GCEL / ILAMB

(This is the GCEL development fork of ILAMB - it is not intended to replace the ornl bitbucket site which should be referred to first.)
2 stars 1 forks source link

MPI error - file lock #14

Closed dvalters closed 5 years ago

dvalters commented 5 years ago
(ilamb27)[dvalters@racadal INLAND_TEST]$ ilamb-run --config sample.cfg --model_root $ILAMB_ROOT/MODELS/ --regions global --clean

Searching for model results in /exports/csce/datastore/geos/groups/gcel/ILAMB_runs_output/INLAND_TEST/MODELS/

                                           INLAND
                                            JULES

Parsing config file sample.cfg...

           GrossPrimaryProductivity(GPP)/CARDAMOM Initialized
               NetPrimaryProduction(NPP)/CARDAMOM Initialized
File locking failed in ADIOI_Set_lock(fd 4,cmd F_SETLKW/7,type F_WRLCK/1,whence 0) with return value FFFFFFFF and errno 25.
- If the file system is NFS, you need to use NFS version 3, ensure that the lockd daemon is running on all the machines, and mount the directory with the 'noac' option (no attribute caching).
- If the file system is LUSTRE, ensure that the directory is mounted with the 'flock' option.
ADIOI_Set_lock:: No locks available
ADIOI_Set_lock:offset 0, length 8
--------------------------------------------------------------------------
MPI_ABORT was invoked on rank 0 in communicator MPI_COMM_WORLD 
with errorcode 1.

NOTE: invoking MPI_ABORT causes Open MPI to kill all MPI processes.
You may or may not see output from other processes, depending on
exactly when Open MPI kills them.
-----------------------------------------------------------
dvalters commented 5 years ago

Allegedly this is down to our NFS not supporting a file lock? (since Monday????)

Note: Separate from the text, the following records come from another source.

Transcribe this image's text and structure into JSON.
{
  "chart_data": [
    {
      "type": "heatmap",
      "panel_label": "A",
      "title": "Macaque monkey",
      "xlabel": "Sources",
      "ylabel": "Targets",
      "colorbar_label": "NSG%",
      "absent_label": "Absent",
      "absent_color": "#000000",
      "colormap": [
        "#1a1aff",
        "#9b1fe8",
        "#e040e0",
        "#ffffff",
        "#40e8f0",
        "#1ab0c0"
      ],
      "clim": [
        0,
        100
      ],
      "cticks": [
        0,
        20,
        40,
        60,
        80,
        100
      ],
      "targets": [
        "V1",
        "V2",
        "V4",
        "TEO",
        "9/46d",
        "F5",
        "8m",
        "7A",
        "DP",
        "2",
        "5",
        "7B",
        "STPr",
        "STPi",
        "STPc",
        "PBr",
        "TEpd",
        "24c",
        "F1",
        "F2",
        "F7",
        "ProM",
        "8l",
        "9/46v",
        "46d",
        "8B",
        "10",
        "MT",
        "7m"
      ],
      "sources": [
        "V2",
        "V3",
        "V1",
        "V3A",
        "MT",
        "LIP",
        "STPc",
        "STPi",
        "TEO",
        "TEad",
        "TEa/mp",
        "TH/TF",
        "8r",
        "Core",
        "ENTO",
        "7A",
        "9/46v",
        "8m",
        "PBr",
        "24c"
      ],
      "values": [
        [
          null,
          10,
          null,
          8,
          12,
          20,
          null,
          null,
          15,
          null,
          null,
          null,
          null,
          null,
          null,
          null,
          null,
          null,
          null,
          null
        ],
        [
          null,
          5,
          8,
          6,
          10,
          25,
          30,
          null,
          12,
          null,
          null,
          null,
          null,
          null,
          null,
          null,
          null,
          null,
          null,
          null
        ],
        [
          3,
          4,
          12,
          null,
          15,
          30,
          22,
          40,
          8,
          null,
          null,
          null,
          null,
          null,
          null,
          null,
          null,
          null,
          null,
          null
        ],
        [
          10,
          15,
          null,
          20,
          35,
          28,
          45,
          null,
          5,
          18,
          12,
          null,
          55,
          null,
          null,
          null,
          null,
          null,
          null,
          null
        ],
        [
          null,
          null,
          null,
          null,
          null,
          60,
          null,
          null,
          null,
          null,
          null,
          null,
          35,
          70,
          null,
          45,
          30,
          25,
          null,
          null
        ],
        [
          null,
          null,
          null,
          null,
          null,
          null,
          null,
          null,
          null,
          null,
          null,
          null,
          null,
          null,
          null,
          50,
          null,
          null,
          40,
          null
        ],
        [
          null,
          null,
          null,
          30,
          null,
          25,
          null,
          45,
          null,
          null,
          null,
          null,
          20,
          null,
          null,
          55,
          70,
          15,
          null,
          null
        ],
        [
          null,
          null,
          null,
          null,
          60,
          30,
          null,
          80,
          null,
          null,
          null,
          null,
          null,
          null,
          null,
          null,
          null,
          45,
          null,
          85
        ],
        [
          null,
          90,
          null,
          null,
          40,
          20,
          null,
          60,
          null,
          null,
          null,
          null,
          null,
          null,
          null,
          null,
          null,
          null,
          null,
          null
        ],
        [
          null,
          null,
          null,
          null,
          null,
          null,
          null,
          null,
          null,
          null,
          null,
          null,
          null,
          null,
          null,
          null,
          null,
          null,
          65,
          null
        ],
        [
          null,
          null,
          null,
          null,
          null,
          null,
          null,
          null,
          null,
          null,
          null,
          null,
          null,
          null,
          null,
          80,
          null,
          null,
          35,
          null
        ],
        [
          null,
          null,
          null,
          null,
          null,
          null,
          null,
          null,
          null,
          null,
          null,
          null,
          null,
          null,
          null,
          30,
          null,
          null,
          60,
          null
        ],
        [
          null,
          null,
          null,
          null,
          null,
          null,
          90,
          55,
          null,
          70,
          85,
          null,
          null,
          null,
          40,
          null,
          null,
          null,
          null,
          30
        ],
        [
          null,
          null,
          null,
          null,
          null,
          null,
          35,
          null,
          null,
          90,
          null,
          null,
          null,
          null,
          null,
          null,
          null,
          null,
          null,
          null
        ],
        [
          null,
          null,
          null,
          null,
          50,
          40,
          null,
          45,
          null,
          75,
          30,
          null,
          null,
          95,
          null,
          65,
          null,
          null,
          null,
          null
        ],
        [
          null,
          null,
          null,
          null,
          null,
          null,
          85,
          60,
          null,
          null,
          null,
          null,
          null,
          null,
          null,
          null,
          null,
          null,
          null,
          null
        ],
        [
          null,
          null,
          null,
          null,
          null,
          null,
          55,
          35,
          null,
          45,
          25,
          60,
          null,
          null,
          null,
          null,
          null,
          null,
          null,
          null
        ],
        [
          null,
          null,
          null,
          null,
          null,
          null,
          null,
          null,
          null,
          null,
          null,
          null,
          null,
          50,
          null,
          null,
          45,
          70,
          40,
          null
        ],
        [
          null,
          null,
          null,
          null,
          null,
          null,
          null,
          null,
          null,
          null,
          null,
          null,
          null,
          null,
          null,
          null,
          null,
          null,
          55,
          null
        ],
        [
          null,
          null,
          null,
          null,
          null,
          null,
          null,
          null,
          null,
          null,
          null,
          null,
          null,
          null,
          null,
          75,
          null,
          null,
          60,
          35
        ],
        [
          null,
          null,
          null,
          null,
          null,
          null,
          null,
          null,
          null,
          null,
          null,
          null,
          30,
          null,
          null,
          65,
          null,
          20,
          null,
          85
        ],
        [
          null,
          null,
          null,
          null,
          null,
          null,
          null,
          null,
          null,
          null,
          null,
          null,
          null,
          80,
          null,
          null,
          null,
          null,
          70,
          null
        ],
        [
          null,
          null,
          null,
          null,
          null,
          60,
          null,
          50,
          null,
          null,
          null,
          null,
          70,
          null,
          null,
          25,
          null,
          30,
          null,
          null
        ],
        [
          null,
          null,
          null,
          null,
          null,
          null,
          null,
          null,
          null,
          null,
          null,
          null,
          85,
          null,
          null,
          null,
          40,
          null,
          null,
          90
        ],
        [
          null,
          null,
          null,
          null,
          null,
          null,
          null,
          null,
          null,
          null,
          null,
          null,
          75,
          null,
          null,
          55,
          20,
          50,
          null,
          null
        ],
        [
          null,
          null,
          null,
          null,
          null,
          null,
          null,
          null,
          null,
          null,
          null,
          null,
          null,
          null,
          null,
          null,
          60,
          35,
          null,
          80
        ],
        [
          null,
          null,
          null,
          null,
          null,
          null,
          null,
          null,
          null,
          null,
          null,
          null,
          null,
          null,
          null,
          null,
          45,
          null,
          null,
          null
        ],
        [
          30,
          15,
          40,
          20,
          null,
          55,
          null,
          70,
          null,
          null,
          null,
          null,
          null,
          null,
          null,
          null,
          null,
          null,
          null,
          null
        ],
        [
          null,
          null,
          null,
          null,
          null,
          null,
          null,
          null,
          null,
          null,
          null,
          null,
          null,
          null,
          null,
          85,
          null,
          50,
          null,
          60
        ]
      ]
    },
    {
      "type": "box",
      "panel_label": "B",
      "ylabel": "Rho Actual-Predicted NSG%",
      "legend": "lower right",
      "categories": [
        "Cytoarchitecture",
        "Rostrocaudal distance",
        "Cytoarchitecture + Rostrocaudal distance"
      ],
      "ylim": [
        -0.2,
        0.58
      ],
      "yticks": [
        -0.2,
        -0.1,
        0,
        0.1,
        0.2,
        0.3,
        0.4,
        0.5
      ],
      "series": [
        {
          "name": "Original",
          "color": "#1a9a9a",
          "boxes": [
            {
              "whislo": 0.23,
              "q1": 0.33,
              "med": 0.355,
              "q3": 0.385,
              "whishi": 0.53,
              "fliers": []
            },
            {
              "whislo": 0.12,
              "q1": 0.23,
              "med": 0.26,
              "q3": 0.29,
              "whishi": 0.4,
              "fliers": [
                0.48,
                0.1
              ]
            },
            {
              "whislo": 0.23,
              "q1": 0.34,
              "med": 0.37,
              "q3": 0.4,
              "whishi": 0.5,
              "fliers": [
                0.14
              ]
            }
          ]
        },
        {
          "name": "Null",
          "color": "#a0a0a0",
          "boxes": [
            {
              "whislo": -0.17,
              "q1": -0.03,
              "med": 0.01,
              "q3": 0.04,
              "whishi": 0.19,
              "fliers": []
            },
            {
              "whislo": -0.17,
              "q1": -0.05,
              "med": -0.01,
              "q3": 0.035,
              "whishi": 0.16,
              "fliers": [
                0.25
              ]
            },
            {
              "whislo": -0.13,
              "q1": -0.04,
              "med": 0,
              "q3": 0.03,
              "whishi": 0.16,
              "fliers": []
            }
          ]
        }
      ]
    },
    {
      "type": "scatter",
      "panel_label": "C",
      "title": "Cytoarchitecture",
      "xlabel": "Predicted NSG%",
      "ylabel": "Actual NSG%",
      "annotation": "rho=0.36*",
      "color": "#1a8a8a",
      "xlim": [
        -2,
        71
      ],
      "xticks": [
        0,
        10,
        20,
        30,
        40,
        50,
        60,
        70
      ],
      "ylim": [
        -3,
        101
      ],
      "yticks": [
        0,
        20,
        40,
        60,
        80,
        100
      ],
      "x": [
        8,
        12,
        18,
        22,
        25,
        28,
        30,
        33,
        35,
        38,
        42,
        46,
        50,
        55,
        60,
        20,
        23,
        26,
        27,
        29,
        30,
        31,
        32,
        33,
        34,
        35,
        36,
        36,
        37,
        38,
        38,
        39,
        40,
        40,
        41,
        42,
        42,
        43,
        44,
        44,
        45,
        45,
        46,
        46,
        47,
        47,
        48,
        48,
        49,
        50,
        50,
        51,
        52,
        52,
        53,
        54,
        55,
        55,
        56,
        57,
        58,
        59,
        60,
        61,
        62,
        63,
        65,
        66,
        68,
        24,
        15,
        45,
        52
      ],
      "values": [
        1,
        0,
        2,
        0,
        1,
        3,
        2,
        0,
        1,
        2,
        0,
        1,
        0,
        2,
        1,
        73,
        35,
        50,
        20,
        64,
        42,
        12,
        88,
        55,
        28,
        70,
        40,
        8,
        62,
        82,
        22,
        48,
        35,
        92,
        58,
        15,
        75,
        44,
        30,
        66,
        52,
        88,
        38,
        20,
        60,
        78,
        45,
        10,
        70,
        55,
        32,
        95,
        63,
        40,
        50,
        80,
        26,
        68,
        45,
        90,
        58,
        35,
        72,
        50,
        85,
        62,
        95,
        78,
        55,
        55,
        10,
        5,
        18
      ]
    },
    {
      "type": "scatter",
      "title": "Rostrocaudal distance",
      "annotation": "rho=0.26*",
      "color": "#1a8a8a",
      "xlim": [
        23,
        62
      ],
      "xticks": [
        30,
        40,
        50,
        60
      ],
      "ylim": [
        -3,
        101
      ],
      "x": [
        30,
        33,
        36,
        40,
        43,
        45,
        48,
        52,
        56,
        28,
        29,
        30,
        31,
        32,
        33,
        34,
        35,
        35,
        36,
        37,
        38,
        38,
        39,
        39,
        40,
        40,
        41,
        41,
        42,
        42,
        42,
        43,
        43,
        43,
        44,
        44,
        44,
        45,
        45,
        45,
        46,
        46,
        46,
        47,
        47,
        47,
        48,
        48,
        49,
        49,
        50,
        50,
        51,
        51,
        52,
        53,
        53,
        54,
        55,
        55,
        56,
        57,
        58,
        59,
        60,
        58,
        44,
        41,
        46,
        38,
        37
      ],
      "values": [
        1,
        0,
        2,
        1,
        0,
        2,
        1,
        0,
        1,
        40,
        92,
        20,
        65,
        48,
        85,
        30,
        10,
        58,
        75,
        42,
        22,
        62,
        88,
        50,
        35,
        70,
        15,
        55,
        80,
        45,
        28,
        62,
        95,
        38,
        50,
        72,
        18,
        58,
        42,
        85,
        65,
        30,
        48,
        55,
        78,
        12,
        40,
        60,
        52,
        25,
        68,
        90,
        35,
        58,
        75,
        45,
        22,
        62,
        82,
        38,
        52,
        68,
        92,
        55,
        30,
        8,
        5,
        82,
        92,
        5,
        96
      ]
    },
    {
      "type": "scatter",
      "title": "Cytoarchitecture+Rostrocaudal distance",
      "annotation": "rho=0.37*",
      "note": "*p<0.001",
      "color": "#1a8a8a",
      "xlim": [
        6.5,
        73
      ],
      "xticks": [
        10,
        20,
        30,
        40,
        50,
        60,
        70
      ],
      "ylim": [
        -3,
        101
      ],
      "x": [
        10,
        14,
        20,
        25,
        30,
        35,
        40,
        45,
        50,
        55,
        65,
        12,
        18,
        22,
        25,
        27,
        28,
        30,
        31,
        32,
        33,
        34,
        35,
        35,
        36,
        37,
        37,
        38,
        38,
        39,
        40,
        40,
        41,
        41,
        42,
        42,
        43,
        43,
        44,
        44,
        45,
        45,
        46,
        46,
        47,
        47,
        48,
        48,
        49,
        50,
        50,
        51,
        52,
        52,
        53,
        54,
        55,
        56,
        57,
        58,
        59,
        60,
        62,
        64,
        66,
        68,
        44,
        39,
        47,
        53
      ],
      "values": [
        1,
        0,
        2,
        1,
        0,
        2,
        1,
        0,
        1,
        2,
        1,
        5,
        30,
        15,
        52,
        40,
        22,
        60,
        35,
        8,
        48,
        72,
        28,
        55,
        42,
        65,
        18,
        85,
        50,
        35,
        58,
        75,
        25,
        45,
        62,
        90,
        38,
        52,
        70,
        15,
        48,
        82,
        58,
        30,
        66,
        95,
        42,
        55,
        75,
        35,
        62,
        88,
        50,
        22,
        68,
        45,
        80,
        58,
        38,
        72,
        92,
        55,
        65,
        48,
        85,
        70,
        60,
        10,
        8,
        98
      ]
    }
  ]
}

dvalters commented 5 years ago

Fixed due to resolving Files system errors

dvalters commented 5 years ago

Explanation for future reference:

thanks for the update, we recently upgraded datastore frontend presentation to a newer version (samba / nfs). It is turned out that we had a problem with nfs statd (nfs file locking) This problem was fixed on Friday the 7th.